Preheat oven to 350°F/180°C. Line (or grease and flour) a muffin pan, set aside.
Add almond flour, flaxseed meal, psyllium husk, baking powder, xanthan gum and salt to a medium bowl. Whisk until thoroughly combined, set aside.
Add sweetener and eggs to a large bowl and beat with an electric mixer for 3-5 minutes until airy and lighter in color. With the mixer on, add in the vanilla extract, apple cider vinegar and butter.
Add in the dry flour mixture in two parts, alternating with the sour cream. Continue to mix for a minute or two until fully incorporated and elastic (the batter will thicken as you mix!).
Scoop the batter onto the prepared muffin pans, smoothing out the tops with wet fingertips (this is important so you don't get wonky tops).

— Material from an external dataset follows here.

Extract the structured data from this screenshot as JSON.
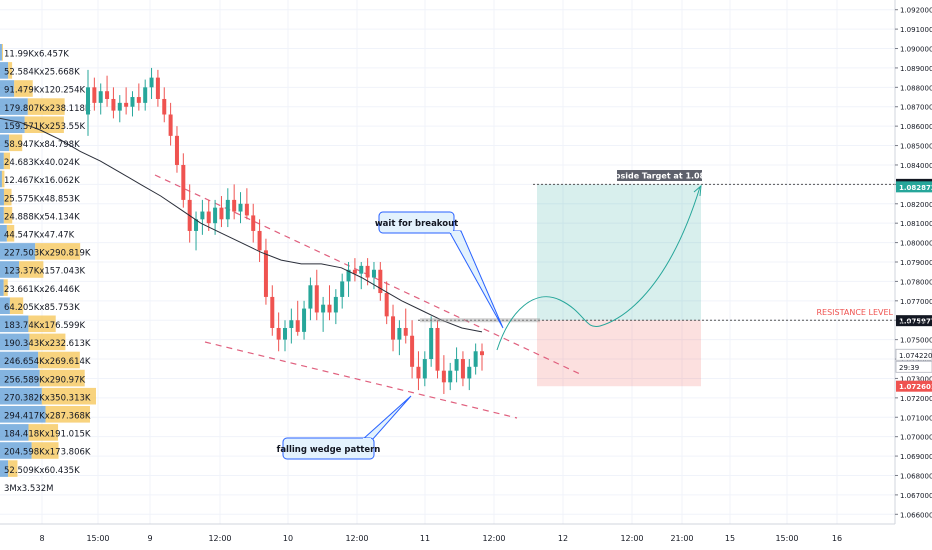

Bake for 23-27 minutes, until golden and a toothpick inserted comes out clean. Watch out after minute 15, and tent with aluminum foil if they begin to overbrown. The muffins will collapse a tad post bake bit, but don't sweat it.
Make a batch of our vanilla buttercream frosting while the cupcakes are cooling. Frost away and enjoy!
Store them frosted in the fridge for 3 days, or unfrosted at room temperature in an airtight container (my top choice, as the texture stays ace for a couple days).
Please note that nutrition facts were estimated per cupcake without the frosting (you guys always ask for the breakdowns as many don't do frostings... and it also depends how much you add!).But with a cream cheese buttercream frosting you'll add roughly 100-200 calories and less than a carb (think a fat bomb!).